While speaking truth to your neighbor is one way to go, you are dead wrong. The power is listening, you just know nothing about power. As a marketing consultant I can tell you from experience that the higher ups in business are listening. To many people, like yourself, are too intimidated to share your voice with them. This is why people like you will never see a change. Talk to the neighbors, that’s great, but don’t forget that you write the ceo’s paychecks, its up to you to tell them what to do.
Is this a joke? “Boycott Starbucks in favor of indie coffee shops” is the best “rebellion” they could come up with?
Yuppies started doing this on their own about 10 years ago, only they call them “boutique”, not “indie”.
I was just wondering about that. Local indie coffee shops like Starbucks used to be? Consuming elsewhere is a great way to fight consumerism…?
Since consumer capitalism is the dominant economic paradigm, the best way to effect change is to shift consumption from irresponsible mega corporations to sustainable, local businesses. Just like since marketing is the dominant paradigm of communication, Adbusters subverts it by making anti-ads and “culture-jamming”.

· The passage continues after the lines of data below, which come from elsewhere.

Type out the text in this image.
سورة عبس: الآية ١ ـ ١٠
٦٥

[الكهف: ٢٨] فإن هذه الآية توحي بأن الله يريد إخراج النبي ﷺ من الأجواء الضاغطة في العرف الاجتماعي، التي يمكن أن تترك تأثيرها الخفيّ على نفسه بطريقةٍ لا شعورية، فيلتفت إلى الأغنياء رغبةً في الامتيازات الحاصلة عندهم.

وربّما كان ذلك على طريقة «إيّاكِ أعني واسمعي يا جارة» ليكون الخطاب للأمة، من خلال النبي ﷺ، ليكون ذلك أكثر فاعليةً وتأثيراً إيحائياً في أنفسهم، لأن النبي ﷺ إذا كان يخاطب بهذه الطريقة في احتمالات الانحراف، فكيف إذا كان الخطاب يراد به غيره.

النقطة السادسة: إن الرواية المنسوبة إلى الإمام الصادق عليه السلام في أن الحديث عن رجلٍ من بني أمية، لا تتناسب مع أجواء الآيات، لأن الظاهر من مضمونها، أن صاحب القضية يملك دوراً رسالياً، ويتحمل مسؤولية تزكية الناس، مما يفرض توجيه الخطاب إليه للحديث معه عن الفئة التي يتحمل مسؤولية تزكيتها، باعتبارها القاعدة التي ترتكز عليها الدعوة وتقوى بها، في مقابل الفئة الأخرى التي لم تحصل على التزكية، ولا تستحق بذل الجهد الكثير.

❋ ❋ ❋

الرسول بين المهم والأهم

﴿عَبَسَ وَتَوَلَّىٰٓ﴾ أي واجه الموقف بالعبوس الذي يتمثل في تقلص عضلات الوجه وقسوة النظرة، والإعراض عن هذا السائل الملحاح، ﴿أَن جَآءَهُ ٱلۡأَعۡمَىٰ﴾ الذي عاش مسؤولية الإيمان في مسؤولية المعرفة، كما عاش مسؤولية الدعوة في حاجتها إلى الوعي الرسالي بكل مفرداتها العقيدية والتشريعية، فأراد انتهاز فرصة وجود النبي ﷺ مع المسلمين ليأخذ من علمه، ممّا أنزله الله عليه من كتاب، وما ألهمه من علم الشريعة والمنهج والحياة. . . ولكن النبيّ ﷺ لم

And yes, boycotting Starbucks is fairly suburban and safe, but if the middle class suburbanites start there and eventually abandon Starbucks, Nike, and television they could greatly contribute to the larger change/rebellion.
I have read the campaign action, and “Tactical Briefing # 1,” on the Adbusters site – where incidentally, although I have registered, there appears to be no way to leave a comment along with all of the other comments pro and con regarding the Starbucks boycott.
Regardless of the reasons for making this the opening intiative, I would fist of all remark that employing – or appropriating – the use of the term ‘memes’ with its strongly social-darwinian foundations, is subject for further thought. The creator of the term memes, Richard Dawkins is a sociobioligist of the first order, and as such there is similarity to the eugenics movement that pre-dated the 1933 German regime.
As to taking a significant intiative that might be both creative and hit high in the corporate food chain, so to speak, here is a thought:
Boycot the buying and eating of all meat, dairy, and seafood products for one week. I am neither a vegan, vegitarian, or combination of the two; however, I have educated myself with the help of a friend on the horrifc treatment of animals, the addition of hormones, antibiotics, and non-grain diets (the circulation of dead animals of one industry to feed thos of another as well as the “former” prctice of outright forced cannibalism), factory farms, and one of the most environmentally dangerous byproducts of the industry: the huge dumping and contamination of natural water sources as well as seepage of methane-based fecal matter into the local water tables.
As a combined industry, meat is one of the most powerful national and international lobbies with vast resources for public relations, the continued mistreatment of animals and humans, and the deforestation of a majority of what remains of tropical rain forests.
Herein provides a multi-pronged attack on corporate greed and the same behavioral pattern changing that is rightly stressed on the Adbusters site and elsewhere.
The creativity to eat grain, legume, and vegetable foodstuffs and meals can be wonderful, and I say this as someone who remains at the halfway point, admittedly not quite ready to make the radical transition to a vegan/vegetarian diet.
Please read this carefully and consider how many multinational corporate combines would be affected by a week-long boycott; equally, the loss of revenue engendered by spoilt meat would be enormous.